Rene Descartes was famously quoted for the philosophical statement, Cogito ergo sum which means I think. Therefore, I am.
I like to rephrase these words and apply them in a different context, Scribo ergo sum. It means I …write. Therefore, I am.
I have learned a long time ago that I am not smart. When my mind is unclear, I need to pen my thoughts. Sometimes, I wonder if these words were crafted by my mind or is my mind shaped by my thoughts. I suppose it’s a combination of both factors.
As I write, my mind would sort out my thoughts and my thoughts would sort out my mind. It helped me formulate new ideas, concepts and framework.

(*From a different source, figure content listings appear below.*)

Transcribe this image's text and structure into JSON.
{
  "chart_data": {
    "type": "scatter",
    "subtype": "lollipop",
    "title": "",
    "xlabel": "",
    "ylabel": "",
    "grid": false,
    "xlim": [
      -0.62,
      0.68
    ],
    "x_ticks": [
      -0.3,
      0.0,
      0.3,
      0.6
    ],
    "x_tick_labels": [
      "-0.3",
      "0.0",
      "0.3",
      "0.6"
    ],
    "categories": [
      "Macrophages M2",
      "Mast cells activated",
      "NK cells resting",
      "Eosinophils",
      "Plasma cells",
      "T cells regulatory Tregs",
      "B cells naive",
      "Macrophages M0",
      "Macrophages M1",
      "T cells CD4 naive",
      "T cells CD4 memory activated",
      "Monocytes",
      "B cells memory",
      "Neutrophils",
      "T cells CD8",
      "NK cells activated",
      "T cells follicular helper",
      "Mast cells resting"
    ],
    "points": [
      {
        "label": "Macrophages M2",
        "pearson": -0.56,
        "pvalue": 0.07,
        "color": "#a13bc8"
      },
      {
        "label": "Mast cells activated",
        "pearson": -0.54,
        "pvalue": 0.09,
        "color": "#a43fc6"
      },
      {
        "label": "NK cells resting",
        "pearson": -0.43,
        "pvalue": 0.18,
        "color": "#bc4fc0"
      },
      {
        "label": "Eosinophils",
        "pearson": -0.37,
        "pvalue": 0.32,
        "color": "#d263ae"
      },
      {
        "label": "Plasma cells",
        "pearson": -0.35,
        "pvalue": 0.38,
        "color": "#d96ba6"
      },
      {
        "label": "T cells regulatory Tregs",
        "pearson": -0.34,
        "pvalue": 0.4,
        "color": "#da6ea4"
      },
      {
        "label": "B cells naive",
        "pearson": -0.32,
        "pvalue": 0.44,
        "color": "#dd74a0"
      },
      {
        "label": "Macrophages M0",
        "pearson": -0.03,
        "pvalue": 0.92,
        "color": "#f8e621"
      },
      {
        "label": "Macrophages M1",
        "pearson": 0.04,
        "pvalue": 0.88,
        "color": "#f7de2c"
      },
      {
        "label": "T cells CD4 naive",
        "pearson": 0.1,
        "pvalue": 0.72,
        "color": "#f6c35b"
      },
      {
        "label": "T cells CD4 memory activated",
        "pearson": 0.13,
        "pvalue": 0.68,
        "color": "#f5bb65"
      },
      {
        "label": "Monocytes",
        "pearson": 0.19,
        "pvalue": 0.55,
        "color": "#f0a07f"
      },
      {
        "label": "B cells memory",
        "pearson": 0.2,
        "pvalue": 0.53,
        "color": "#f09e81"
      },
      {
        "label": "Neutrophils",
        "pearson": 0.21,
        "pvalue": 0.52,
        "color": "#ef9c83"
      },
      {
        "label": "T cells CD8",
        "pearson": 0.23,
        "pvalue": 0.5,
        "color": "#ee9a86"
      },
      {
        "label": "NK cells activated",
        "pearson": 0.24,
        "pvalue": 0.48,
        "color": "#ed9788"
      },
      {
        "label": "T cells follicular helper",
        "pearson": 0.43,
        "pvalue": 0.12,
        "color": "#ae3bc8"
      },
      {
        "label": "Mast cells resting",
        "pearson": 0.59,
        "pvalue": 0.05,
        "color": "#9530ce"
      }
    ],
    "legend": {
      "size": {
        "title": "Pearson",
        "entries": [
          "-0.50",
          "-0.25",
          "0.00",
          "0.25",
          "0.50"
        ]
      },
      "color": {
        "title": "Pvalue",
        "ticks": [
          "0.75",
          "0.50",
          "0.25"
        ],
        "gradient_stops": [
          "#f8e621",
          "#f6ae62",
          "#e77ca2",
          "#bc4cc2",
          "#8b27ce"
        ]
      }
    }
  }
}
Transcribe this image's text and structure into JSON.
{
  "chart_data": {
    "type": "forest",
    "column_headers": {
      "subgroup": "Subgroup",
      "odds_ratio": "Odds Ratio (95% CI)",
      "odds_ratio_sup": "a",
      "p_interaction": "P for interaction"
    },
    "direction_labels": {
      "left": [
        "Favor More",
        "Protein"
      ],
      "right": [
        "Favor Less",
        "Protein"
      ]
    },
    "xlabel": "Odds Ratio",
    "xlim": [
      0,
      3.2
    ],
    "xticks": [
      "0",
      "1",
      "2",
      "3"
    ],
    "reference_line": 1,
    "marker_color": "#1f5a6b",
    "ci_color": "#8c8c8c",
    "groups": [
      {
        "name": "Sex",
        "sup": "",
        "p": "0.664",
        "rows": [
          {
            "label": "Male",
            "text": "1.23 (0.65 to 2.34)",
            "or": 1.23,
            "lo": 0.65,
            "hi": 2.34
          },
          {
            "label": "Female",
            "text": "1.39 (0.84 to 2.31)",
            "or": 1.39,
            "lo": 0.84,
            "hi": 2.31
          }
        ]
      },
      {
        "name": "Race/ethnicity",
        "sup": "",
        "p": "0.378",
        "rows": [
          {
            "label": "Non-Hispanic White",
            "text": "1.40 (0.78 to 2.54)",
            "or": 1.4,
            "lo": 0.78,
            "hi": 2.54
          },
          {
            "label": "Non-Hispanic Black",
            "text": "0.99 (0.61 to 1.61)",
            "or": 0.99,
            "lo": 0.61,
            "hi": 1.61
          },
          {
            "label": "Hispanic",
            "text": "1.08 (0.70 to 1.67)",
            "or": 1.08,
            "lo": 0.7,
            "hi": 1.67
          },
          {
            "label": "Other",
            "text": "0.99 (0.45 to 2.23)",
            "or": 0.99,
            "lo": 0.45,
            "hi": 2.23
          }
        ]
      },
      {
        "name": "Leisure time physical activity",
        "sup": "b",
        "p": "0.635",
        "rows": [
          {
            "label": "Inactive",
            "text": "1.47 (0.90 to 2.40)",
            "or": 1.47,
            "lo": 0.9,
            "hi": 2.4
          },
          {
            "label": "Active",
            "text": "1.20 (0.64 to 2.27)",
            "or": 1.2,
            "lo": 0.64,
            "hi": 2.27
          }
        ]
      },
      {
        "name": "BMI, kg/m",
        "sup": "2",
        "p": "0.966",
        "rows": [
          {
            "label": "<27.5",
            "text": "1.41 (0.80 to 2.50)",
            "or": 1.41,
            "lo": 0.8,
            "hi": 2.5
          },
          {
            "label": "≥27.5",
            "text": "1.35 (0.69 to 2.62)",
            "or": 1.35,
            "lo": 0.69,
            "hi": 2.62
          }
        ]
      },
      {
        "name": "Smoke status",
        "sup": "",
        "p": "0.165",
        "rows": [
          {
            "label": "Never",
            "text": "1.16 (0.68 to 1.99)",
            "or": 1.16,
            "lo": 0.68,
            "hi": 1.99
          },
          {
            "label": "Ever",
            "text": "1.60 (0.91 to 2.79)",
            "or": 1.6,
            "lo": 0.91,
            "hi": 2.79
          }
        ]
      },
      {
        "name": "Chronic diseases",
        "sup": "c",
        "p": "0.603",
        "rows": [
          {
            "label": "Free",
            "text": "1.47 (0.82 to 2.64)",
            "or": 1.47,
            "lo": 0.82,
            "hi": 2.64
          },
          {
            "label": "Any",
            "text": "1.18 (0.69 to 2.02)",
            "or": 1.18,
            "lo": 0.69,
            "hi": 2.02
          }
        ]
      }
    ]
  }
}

Therefore I write. I write when I need to plan or to do something important. I also write when I can’t sleep in the wee hours of the morning – like right now.
Since I was a kid, I have been keeping a diary. It has become one of my closest and most treasured companion.
When I had my first serious crush in school, I lend the diary to my girlfriend to show her that I valued her and wanted to share my life with her. When we parted ways, she broke my heart a second time by throwing my diary away.
That almost killed my desire to journal my life experiences. Fortunately, after awhile, I started to write again – until I almost hit a wall.
In the past, I would leave my diary very much in the open and never under lock and key. One evening, over dinner, I almost fell off my chair when my daughter recounted some of my past experiences. That was when I discovered she has been reading my diary – and she was no longer a ‘baby girl’.
Initially, I would capture the happenings in words. Then, I started to reflect about their meanings and significance. When I was much older, I started to conceptualise my philosophy and mindset – and to also ensure that my mind is never wrongly set.
Much later, I discovered New Media, including of course – Facebook. I could bounce my thoughts and collect free-of-charge feedback and suggestions. Journaling took on a different meaning and if I may add, a different depth and level.
As a 200 year-old dinosaur (T-Rex species), I have tried to live as transparently as I can by stripping my mind naked. Against many cautions, I made myself vulnerable through my words, including my less-than-desired command of the English language and carelessness in spotting and correcting typographical errors.
Obviously, some people have abused my trust and used my words against me. Others have taken my words at face value and even out of context.
They failed to recognize that my journal is not a part of my social compact. They were but words coming from an evolving mind and my thoughts continue to change with new information and other considerations.
Journaling have helped to fine tune my presuppositions and worldview. They helped to craft mental maps so that I can better track through the terrains of life – although I am mindful that they may be wrong and have to be updated over time.
Through reflections, it has helped me to think through past experiences. I have learned that every one of them happened for a reason and purpose, adding new meanings and significance to my life. They are like lamposts that helped me travel through the highways of life.
These experiences include the painful ones. Looking back, these are some of the best learning and life-changing experiences, and turning points in my life.
In the process, I went through a healing process and came to terms with past events. It brought peace to my heart and helped me reach out to others as they go through similar and other situations and challenges.
As I endeavour to capture the highlights in my life, I realized that miracles happen every day – if I look out for and are mindful about them. I am more grateful and thankful to our Creator for being alive and for all the beautiful moments that add colour and spices to the tapestry of life.
Through the Internet, I found a 24/7 friend that can help me bridge and build relationships. I can engage my family members, friends and colleagues and build a stronger bond with them.
In my heart of hearts, I hope one day, my daughters, nephews and nieces will go through my innermost thoughts. They will avoid my follies and foolishness and not repeat my fears and failures. Prayerfully, they will find some nuggets of wisdom – purified hopefully through the crucibles of life – that can help them go farther and faster in the journey to reach their stars.
In writing, I hope to use my Barnabas gifting to inspire others to greatness. This is also to fulfill a prophesy that was delivered by an American-born Korean who told me, “You are called to be #2 – to help others to become #1.
So, my fellow travelers, how can I use my words to help you win the wonderful game of life?
I hope this message will find a place in your heart.